Other than the executives of the big coal, oil, and natural gas companies, we didn’t know the harm we were causing, but thankfully a few scientists did. They tried repeatedly to alert government officials in Washington, DC to the danger. They had little success. A nation-wide, even global problem needed governmental programs and policies. A succession of presidents failed to heed the warnings of the scientists, so some of the responsibility for the current crisis ravaging the North West must be attributed to them and their advisors.

Therefore, it is entirely appropriate to ascribe some blame to oil and gas execs who knew since the ’70s that their products warmed the Earth, yet spent billions over the decades denigrating the science, misinforming the public, and lobbying Congress to forestall any meaningful regulation. They did it to protect their profits. All the Presidents from 1988, when a scientist named Jim Hansen testified before Congress, until Obama, chose not to act because the political costs were high and the looming catastrophe not yet quite here. So the ‘not on my watch’ mentality led to ‘kick the can down the road’ inaction.
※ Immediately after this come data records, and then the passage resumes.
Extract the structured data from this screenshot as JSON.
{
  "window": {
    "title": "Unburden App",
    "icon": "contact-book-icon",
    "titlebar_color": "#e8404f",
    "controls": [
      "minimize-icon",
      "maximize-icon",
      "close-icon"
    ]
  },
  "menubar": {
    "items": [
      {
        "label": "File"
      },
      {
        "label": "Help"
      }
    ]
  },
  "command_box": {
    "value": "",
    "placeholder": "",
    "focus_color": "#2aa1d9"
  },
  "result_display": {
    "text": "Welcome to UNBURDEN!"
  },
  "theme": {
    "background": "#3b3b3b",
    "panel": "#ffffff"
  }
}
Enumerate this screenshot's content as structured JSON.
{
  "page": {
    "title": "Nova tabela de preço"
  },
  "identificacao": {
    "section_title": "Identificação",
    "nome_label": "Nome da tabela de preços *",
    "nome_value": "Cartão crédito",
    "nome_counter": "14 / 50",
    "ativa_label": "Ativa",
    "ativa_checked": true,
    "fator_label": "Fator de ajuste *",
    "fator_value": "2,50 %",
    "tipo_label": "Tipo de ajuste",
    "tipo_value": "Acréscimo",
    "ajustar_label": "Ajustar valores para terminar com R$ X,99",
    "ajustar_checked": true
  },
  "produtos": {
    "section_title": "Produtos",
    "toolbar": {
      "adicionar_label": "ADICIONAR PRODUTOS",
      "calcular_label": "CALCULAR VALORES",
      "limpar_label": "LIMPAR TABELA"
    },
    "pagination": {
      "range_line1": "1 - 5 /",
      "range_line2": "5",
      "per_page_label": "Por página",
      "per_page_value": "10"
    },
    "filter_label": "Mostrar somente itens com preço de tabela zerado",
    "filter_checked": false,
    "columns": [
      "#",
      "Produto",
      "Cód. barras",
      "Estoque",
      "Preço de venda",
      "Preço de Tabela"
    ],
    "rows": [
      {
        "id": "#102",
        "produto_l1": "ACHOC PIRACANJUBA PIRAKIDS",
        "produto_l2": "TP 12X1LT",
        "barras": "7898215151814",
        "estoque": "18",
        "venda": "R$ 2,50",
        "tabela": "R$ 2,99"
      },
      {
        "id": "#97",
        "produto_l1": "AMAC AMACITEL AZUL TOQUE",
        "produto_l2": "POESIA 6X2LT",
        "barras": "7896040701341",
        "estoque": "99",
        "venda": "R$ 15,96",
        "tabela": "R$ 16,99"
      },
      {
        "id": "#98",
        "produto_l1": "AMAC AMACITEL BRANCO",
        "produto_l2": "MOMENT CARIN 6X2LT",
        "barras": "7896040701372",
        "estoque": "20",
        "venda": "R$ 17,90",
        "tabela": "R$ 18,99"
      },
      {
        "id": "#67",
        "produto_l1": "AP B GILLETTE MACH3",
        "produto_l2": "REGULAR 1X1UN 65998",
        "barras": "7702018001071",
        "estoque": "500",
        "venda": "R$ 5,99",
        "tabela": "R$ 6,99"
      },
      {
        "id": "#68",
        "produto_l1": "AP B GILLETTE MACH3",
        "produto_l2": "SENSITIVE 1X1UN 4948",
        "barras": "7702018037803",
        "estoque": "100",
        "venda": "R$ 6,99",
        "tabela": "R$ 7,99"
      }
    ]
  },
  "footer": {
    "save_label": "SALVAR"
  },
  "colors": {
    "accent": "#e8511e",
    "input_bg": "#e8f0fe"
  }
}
http://cascadiaclimateaction.org/wildfires-forests-and-climate-change/

However, like the pandemic, climate change starts slowly, almost imperceptibly, but then grows seemingly exponentially. Trump’s denial of climate change and his antipathy to the environment has made things worse, sped the disruption and devastation it is causing. Yet just as Trump is to blame for the death of almost 200,000 Americans by knowing the danger of the pandemic yet choosing to minimize it, to not marshal the full forces of the government to combat and control it, so too his predecessors over the last three lost decades must share the blame for their collective failure to acknowledge and accept the judgement of climate scientists that climate change was and is a major, even existential, threat to the American people. Their motives were perhaps less venal than Trump’s, abetted as they were by the corrupt power of the fossil fuel industry over Congress and public opinion, and by that of the industry’s financial enablers on Wall Street, but the ultimate responsibility was theirs, and their failure to act decisively to curb carbon emissions has led us to where we are today, with California, Oregon, and Washington ablaze, and half a million people displaced.

The Democratic Presidential nominee Joe Biden has proposed a plan to spend $2 trillion over the next four years to accelerate America’s transition to clean energy. To implement it he needs to win the Presidency in November and the Democrats have to take control of the Senate. Implementation of the plan won’t stop the wildfires, the heatwaves, the droughts and floods, the hurricanes and derechos, but it will put America on a path to a healthier, less extreme, and more stable climate. If the plan isn’t implemented, our climate will only get more hostile and more destructive. For many the climate will shade from uncomfortable to inhospitable and then to uninhabitable; from life threatening to life ending. This election may be America’s last chance to save itself, its future generations, and by example and the extension of America’s soft power, the people of the entire world.